Ex-Anglo and IL&P execs in plea for leniency
Published 26/07/2016 | 02:30
A judge has been told he can impose sentences of up to a decade in prison on three former banking executives convicted for taking part in a €7.2bn fraud conspiracy involving Anglo Irish Bank and Irish Life & Permanent (IL&P).
Prosecution counsel Paul O'Higgins SC said there was an effective maximum sentence of 10 years for the offence.
He was speaking after lawyers representing former Anglo executives John Bowe and Willie McAteer and former IL&P chief executive Denis Casey appealed for leniency for their clients.
Barristers for the three men said none of them had gained from the scheme and that there had been no loss to the State or the banks.
Judge Martin Nolan had been expected to impose sentences yesterday, but said he needed time to consider matters and adjourned proceedings until Friday.

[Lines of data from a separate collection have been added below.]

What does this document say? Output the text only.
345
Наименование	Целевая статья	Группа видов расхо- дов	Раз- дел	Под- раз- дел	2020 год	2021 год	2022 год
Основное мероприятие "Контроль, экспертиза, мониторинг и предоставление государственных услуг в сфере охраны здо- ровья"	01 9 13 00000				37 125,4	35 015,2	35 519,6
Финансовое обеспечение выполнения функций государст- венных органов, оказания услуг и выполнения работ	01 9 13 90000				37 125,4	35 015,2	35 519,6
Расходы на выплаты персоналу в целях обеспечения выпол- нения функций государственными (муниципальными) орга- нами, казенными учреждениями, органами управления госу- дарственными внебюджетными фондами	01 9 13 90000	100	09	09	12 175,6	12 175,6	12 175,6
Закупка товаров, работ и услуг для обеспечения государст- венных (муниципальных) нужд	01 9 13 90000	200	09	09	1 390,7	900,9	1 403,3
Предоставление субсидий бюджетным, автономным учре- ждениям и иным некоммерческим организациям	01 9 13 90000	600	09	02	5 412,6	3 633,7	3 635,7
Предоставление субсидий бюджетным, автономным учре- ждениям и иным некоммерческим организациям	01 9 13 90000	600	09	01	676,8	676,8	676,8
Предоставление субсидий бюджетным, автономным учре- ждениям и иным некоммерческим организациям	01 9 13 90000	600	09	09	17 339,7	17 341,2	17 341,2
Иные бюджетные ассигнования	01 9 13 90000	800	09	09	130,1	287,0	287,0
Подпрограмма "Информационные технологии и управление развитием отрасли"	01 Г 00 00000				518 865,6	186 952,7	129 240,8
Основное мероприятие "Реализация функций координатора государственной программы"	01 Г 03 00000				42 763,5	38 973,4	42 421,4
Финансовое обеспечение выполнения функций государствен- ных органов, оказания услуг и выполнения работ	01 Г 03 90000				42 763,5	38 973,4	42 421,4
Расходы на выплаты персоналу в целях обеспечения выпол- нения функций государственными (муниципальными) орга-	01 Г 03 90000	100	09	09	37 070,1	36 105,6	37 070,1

Last June, a jury at Dublin Circuit Criminal Court convicted Mr Bowe (52), Mr McAteer (66) and Mr Casey (56) of conspiring to make Anglo's books look €7.2bn healthier than they actual were.
The three men were involved in setting up a circular scheme of multi-billion euro transactions where Anglo moved money to IL&P and IL&P sent the money back, via their assurance firm Irish Life Assurance, to Anglo between September 26 and 30, 2008.

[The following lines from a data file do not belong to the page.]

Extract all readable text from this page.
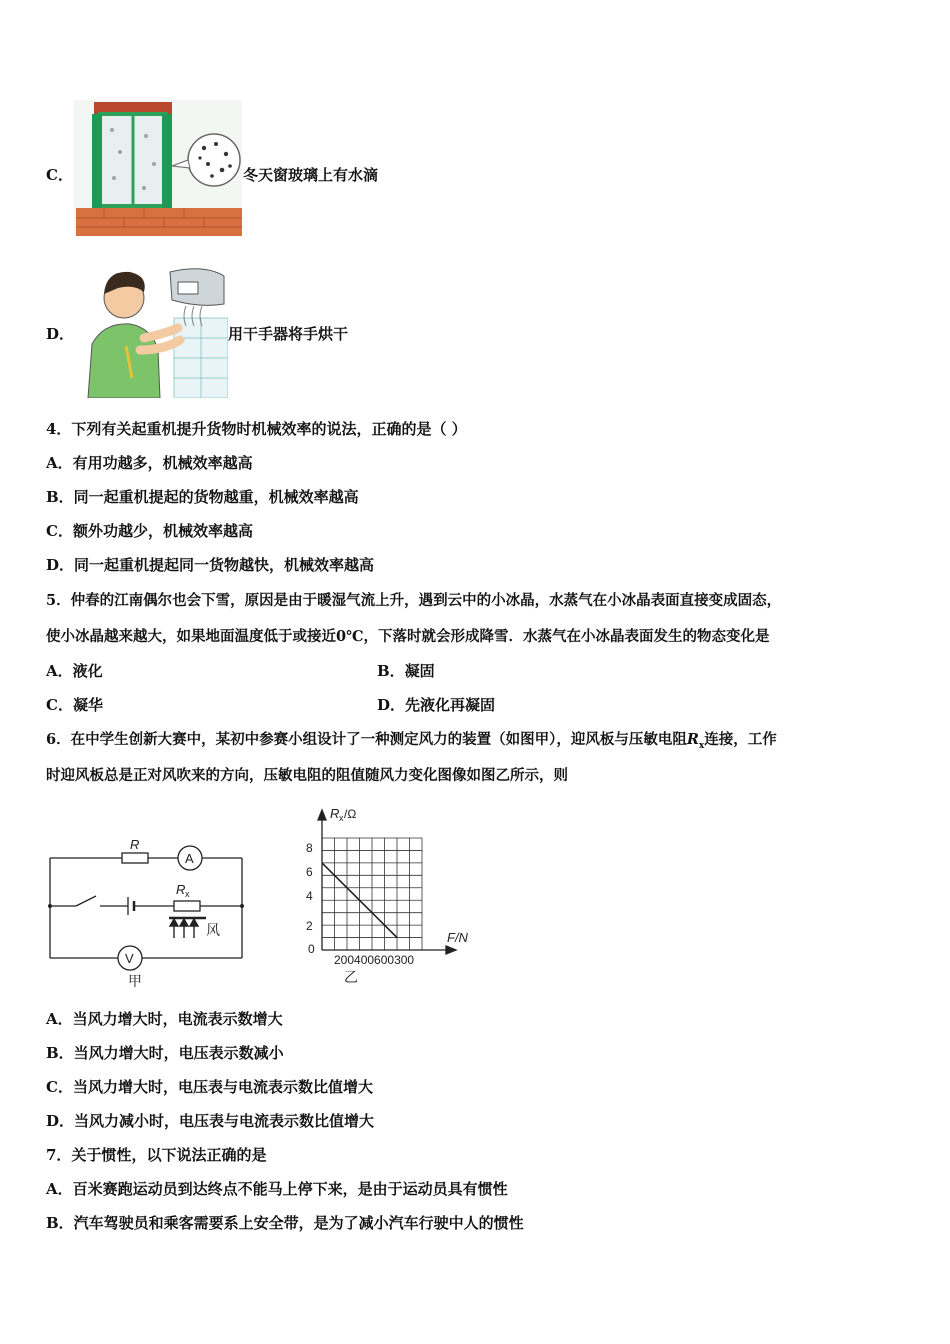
C．	冬天窗玻璃上有水滴
D．	用干手器将手烘干
4．下列有关起重机提升货物时机械效率的说法，正确的是（ ）
A．有用功越多，机械效率越高
B．同一起重机提起的货物越重，机械效率越高
C．额外功越少，机械效率越高
D．同一起重机提起同一货物越快，机械效率越高
5．仲春的江南偶尔也会下雪，原因是由于暖湿气流上升，遇到云中的小冰晶，水蒸气在小冰晶表面直接变成固态，
使小冰晶越来越大，如果地面温度低于或接近0℃，下落时就会形成降雪．水蒸气在小冰晶表面发生的物态变化是
A．液化	B．凝固
C．凝华	D．先液化再凝固
6．在中学生创新大赛中，某初中参赛小组设计了一种测定风力的装置（如图甲），迎风板与压敏电阻$R_x$连接，工作
时迎风板总是正对风吹来的方向，压敏电阻的阻值随风力变化图像如图乙所示，则
R
A
R x
风
V
甲
R x /Ω
F/N
8
6
4
2
0
200400600300
乙
A．当风力增大时，电流表示数增大
B．当风力增大时，电压表示数减小
C．当风力增大时，电压表与电流表示数比值增大
D．当风力减小时，电压表与电流表示数比值增大
7．关于惯性，以下说法正确的是
A．百米赛跑运动员到达终点不能马上停下来，是由于运动员具有惯性
B．汽车驾驶员和乘客需要系上安全带，是为了减小汽车行驶中人的惯性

The scheme was designed so that the deposits came from the assurance company and would be treated as customer deposits, giving the impression the bank was in a healthier state than it actually was.
All three had pleaded not guilty to the charges. Diarmaid McGuinness SC, for Mr Bowe, told Judge Nolan his client was no longer employable in any financial business and his income had drastically fallen. The publication of the Anglo Tapes had led to vilification nationally and internationally which he would have to live with forever, said Mr McGuinness.

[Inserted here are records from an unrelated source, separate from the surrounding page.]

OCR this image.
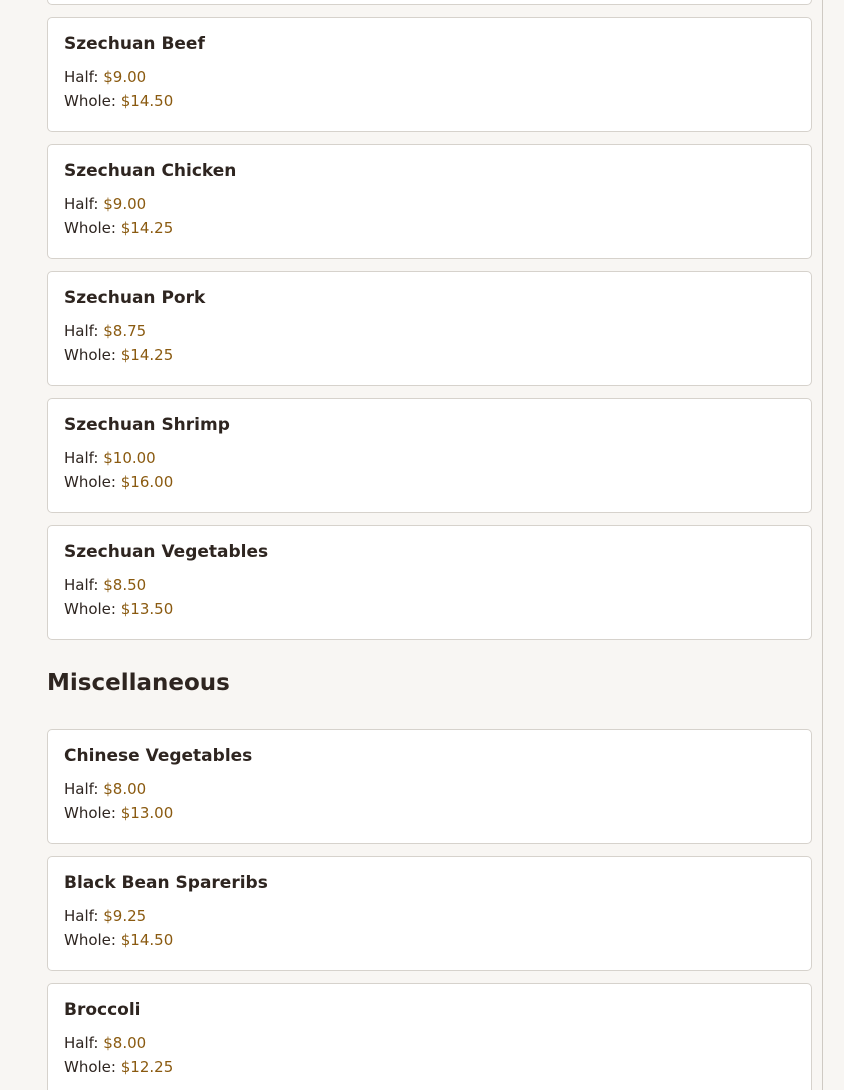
Szechuan Beef
Half: $9.00
Whole: $14.50
Szechuan Chicken
Half: $9.00
Whole: $14.25
Szechuan Pork
Half: $8.75
Whole: $14.25
Szechuan Shrimp
Half: $10.00
Whole: $16.00
Szechuan Vegetables
Half: $8.50
Whole: $13.50
Miscellaneous
Chinese Vegetables
Half: $8.00
Whole: $13.00
Black Bean Spareribs
Half: $9.25
Whole: $14.50
Broccoli
Half: $8.00
Whole: $12.25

Patrick Gageby SC, for Mr McAteer, said the prosecution had not made the case that his client was a driving force behind the illegal scheme.
Nevertheless, he had not sought to wash his hands of it or lay the blame elsewhere, Mr Gageby said. Michael O'Higgins SC, for Mr Casey, said his client had already paid a high price. After leaving IL&P he had become a barrister, only to find himself being arrested. "For seven years he has had to live and endure a very difficult life," he said.
Earlier, prosecution counsel Paul O'Higgins SC led one of the investigation team, Detective Sergeant Patrick Gillick, through a recap of evidence in the case. Mr O'Higgins said the evidence suggested Anglo chief executive David Drummwas "an active driver and probably the conceiver of the process".
But he said that while Mr Bowe, who was effectively Anglo's head of treasury, did not carry out the transactions, he had a role in supervising them and liaising between higher and lower management.
During interviews with gardaí, Mr Bowe indicated he believed the transactions were lawful ones. Mr O'Higgins said evidence was scant on Mr McAteer's actual involvement in the scheme. However, there was a phone call on September 29 where, as chief risk officer, he directed Mr Bowe to continue with the transactions.
The court was told Mr McAteer told gardaí that "to a large extent" he couldn't remember details of the transactions.
In relation to Mr Casey, Mr O'Higgins said there was evidence of regular contact between Mr Casey and Peter Fitzpatrick, IL&P's finance director, that pointed to his involvement in the transactions.